Australia has recorded one of the best rates of newsprint recycling globally, despite loss of offshore recycling options. The Newsprint Recovery Figures for 2019 report reveals that the proportional national recovery rate for newsprint was 68.2 per cent.
Globally, the newsprint recovery rate is included in wider paper recycling figures for many markets. In 2017, Germany cited a municipal paper recycling rate of 68 per cent and in the US, the 2018 paper recycling rate was 68.1 per cent according to the American Forest & Paper Association.
NewsMediaWorks is the peak organisation representing Australia’s leading news media publishers and, according to executive director environment Dr Tony Wilkins, “Recycling of newspapers is an Australian success story. We are near the best in the world at 68 per cent.

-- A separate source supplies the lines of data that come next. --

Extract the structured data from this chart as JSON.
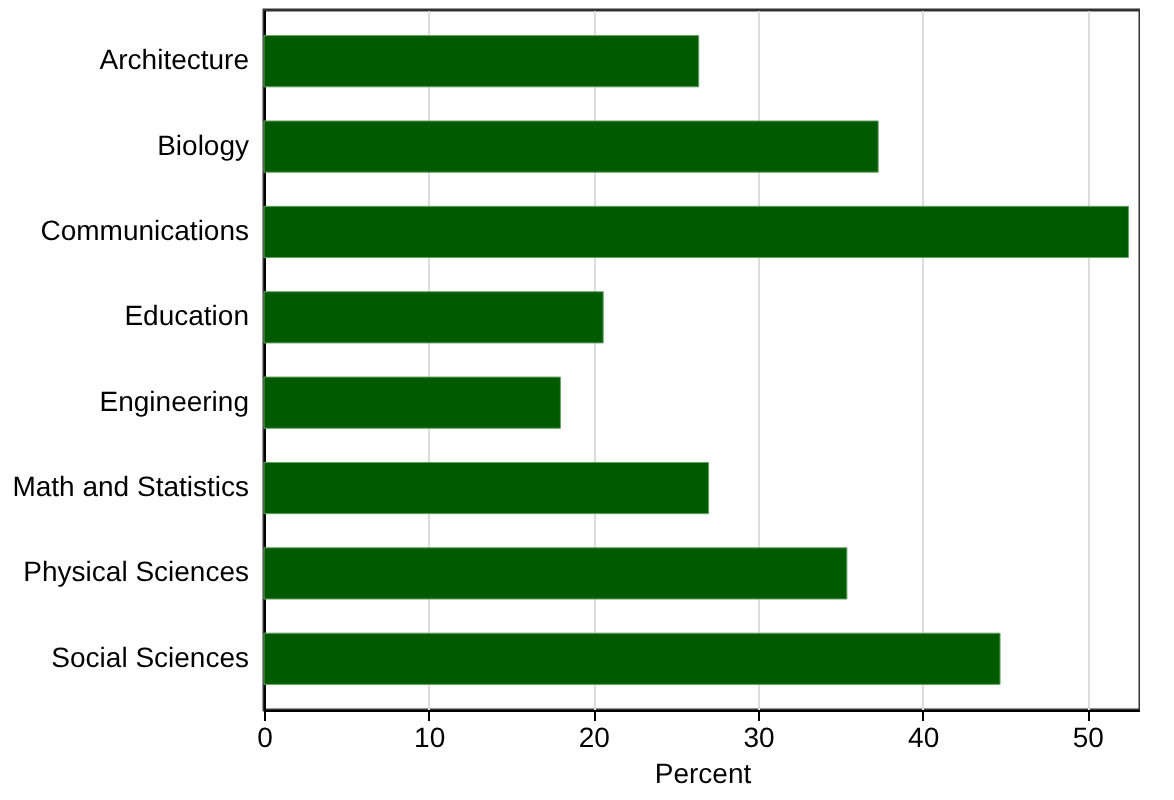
{
  "chart_data": {
    "type": "bar",
    "orientation": "horizontal",
    "xlabel": "Percent",
    "categories": [
      "Architecture",
      "Biology",
      "Communications",
      "Education",
      "Engineering",
      "Math and Statistics",
      "Physical Sciences",
      "Social Sciences"
    ],
    "values": [
      26.4,
      37.3,
      52.5,
      20.6,
      18.0,
      27.0,
      35.4,
      44.7
    ],
    "color": "#005a00",
    "xlim": [
      0,
      53.2
    ],
    "xticks": [
      0,
      10,
      20,
      30,
      40,
      50
    ],
    "grid": "x"
  }
}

“However, recovery of newsprint continues to be ever more complex and fragmented with recycling markets subject to significant upheaval. Significant fires and disposals to landfill also reduced the recycling rate. In this context, the recovery rate reflects both the importance of the fibre, and the efforts of industry,” Wilkins added.
Existing systems can’t provide a solution
Waste Management Resource Recovery Association (WMMR) CEO Gayle Sloan told Inside Waste “Whilst it is recognised that globally Australia’s recovery rates are high, this is unlikely to continue, given last year’s closure of the Albury mill that used this valuable fibre. The report also highlights year on year the reduction in consumption for ONP in Australia.
“I think the time has now come for the newspaper producers in Australia to look to see what they can do, to invest in creating market demand for this material, as it is clear that the existing systems and infrastructure cannot alone provide a solution. They need to step up and assist industry in taking responsibility for this material.
There is a real opportunity for ONP producers to support new emerging industries in Australia such as moulded fibre packaging and kitty litter, particularly as we know global demand and markets are also decreasing,” she said.
Legitimate form of recycling
Wilkins has also suggested the reuse of newspapers and magazines by consumers be recognised as a legitimate form of recycling citing previous research indicating around 7.7 per cent of newspapers are reused in the home. When this figure is added to the recycling rate, the total recovery increases to 76 per cent.
While the report notes significant growth for moulded paper products made from old newspapers such as egg cartons, as well as stable growth in pet products including kitty litter, support for improving the quality of newspapers collected from households will also help to meet the need for continued export of recovered paper.
Collection methods that require the separation of paper and other recyclable items as well as container deposit schemes will help to reduce contamination from household recycling collections.